An untimely sinus infection, an embarrassing professional blunder, a phone call from my husband to say he’s running an hour late just as I take our dinner out of the oven, can make me writhe and howl internally with aggravation. I can point my damning finger out of spitefulness; I can beat my breast till its bruised and tear out my hair, but nothing changes – nothing that is except for the potential cooling of my passions, if I so choose to use these disappointments to my spiritual advantage. Authentic tranquility is gained only through bumping up against life over and over and over again until I am numb to the irritation, until I stop wincing, until I become thankful for the blows that knock me soundly off my high horse and straight into the arms of our loving God.
St. Gregory the Great encouraged us to persevere throughout this process when he said,
"Hold to patience in your hearts, my friends, and put it into action when the situation calls for it. Don't let any abusive word from your neighbor stir up hatred in you, and don't allow any loss of things that pass away to upset you. If you are steadfast in fearing the loss of those things that last forever, you will never take seriously the loss of those that pass away; if you keep your eyes fixed on the glory of our eternal recompense, you will not resent a temporal injury. You must bear with those who oppose you, but also love those you fear with. Seek an eternal reward in return for your temporal losses. "

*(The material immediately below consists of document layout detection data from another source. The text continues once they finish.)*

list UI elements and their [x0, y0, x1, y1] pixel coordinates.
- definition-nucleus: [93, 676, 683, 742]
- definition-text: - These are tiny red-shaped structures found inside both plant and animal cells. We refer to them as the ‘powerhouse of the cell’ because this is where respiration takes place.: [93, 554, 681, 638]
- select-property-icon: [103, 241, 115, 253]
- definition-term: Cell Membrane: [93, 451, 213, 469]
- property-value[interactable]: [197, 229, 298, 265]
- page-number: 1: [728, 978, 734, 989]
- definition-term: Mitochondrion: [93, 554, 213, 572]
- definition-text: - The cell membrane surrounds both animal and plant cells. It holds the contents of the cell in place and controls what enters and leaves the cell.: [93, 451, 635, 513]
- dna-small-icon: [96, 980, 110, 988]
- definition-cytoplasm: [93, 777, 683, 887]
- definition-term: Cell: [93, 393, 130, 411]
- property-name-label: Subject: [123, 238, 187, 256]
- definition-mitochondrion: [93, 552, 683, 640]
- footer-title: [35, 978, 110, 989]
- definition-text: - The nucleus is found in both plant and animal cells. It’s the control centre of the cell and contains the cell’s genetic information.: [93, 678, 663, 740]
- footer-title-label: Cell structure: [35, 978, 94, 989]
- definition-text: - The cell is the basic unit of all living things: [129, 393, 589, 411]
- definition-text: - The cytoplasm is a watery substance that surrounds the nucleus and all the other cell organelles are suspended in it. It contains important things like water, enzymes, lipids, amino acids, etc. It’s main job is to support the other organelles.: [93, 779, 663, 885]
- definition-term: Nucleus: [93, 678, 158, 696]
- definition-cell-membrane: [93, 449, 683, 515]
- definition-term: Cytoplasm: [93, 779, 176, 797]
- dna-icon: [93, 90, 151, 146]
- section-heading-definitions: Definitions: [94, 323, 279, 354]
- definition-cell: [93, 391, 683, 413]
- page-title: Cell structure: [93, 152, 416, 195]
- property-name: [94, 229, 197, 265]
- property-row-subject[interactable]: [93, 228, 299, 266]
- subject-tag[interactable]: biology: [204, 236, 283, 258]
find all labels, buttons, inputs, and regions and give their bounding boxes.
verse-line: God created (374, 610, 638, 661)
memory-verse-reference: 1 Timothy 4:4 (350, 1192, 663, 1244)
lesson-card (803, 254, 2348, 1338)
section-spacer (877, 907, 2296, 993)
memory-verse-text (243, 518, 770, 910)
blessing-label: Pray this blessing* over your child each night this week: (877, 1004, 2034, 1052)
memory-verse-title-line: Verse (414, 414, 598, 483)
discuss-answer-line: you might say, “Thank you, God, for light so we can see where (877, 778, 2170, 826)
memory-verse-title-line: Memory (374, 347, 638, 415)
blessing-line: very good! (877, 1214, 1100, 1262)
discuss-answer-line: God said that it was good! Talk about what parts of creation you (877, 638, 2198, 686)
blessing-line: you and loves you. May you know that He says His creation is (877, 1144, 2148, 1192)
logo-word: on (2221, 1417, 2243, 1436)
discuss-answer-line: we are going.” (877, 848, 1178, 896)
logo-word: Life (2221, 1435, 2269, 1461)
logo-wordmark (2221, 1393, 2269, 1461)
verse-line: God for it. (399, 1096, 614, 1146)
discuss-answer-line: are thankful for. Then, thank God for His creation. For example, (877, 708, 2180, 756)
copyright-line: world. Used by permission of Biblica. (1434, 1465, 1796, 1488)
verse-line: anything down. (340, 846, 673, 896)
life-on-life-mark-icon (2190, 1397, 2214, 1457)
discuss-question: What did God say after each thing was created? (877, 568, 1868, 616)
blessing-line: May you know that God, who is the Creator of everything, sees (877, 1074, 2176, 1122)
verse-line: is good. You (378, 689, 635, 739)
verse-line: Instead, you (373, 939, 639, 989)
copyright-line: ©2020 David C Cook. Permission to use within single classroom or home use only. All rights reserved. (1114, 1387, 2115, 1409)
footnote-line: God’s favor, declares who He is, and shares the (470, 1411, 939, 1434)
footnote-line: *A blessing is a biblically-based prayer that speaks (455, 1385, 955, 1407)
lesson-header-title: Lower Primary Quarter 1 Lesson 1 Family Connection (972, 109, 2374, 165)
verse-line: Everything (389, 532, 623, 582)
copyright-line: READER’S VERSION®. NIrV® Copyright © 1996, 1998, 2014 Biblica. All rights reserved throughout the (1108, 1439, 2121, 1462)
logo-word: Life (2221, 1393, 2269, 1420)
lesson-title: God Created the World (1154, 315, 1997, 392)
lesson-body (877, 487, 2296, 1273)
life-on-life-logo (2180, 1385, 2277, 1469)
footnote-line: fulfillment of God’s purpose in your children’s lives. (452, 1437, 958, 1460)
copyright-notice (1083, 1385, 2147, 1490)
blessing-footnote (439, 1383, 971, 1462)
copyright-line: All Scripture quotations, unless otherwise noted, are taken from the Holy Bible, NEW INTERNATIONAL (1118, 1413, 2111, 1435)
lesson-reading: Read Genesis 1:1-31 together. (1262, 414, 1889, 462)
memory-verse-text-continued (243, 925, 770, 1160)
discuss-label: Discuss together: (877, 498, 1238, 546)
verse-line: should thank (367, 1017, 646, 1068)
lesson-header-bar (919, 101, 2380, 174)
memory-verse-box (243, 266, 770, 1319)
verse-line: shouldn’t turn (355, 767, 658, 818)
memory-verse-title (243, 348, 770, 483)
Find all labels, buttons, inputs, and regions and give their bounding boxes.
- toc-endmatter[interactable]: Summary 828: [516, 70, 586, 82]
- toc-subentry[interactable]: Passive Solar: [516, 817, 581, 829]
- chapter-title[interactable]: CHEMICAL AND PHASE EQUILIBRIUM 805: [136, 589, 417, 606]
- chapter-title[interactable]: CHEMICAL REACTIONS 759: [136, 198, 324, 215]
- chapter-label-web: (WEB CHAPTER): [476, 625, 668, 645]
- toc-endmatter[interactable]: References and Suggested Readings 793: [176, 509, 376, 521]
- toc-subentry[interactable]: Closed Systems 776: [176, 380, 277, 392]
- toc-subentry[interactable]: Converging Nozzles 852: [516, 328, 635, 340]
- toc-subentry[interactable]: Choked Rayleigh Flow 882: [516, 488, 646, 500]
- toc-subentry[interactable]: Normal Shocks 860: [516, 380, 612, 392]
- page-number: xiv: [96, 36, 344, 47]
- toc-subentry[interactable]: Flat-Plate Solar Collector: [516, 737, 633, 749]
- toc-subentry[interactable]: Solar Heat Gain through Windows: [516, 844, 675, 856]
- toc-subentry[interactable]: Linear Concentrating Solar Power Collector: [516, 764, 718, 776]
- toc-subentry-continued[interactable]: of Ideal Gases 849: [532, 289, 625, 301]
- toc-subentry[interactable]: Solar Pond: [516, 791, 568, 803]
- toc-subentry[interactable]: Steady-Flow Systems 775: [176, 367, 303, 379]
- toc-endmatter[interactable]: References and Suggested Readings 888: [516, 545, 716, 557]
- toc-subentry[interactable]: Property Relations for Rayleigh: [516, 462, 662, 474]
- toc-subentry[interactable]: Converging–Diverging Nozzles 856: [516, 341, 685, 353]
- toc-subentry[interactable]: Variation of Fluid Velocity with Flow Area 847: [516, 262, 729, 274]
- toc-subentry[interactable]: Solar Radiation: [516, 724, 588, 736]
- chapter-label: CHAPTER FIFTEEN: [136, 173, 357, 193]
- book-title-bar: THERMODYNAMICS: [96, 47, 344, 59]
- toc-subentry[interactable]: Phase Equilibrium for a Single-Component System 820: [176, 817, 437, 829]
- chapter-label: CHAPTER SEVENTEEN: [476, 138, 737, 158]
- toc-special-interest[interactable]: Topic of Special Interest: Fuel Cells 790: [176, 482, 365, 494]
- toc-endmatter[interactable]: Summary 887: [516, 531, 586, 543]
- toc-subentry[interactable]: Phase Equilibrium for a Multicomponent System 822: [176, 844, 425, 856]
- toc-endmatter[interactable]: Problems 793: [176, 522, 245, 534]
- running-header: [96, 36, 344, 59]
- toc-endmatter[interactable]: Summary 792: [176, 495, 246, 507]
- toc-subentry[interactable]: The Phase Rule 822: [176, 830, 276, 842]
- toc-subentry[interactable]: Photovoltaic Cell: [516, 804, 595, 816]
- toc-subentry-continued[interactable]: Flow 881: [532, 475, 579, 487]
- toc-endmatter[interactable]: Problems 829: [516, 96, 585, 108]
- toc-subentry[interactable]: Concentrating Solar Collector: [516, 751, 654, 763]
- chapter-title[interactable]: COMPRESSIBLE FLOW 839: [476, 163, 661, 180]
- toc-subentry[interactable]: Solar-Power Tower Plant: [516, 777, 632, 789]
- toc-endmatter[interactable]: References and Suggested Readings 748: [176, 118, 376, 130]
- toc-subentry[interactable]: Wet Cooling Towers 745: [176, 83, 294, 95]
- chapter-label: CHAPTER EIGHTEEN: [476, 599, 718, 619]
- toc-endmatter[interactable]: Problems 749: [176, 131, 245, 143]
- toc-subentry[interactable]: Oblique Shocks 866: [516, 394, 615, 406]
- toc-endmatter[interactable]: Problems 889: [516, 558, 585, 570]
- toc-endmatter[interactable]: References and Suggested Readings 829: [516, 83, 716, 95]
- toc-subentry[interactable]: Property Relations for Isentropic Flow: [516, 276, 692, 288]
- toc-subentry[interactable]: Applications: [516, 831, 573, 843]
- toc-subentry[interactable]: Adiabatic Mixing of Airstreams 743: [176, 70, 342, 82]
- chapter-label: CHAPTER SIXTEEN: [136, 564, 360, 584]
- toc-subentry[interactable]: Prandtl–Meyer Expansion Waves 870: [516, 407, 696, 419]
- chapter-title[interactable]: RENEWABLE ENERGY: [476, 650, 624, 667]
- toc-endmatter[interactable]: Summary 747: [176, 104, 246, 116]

All the money we saved to update our decrepit old bathroom ended up being spent on a busted sewer pipe…Lord have mercy. I wrote half a manuscript and a proposal; they were rejected upon submission…Lord have mercy. I was eight and a half weeks pregnant and then I miscarried our baby…Lord have mercy. We wanted that job in Louisville but Troy was turned down…Lord have mercy. I am heartsick over the loss of my time, my earthly dreams, my resources that now feel so important, but more than anything …Dear God, more anything - I want a whole lot less of me and all of You when the present gives way to eternity. “Lord have mercy on my weak but willing soul.”
This Christmas I promise to be sweeter, to be downright exuberant over the festively wrapped comb I will get from Priscilla, the hand drawn comic I’ll receive from Elijah, the rock-n-roll dance I’ll be entertained with by Ben, the sticky kisses I might get (if I’m lucky) from little Mary, and most especially over the one single gift that makes all other joys and sorrows pale in comparison to its splendor - a savior which is Christ the Lord.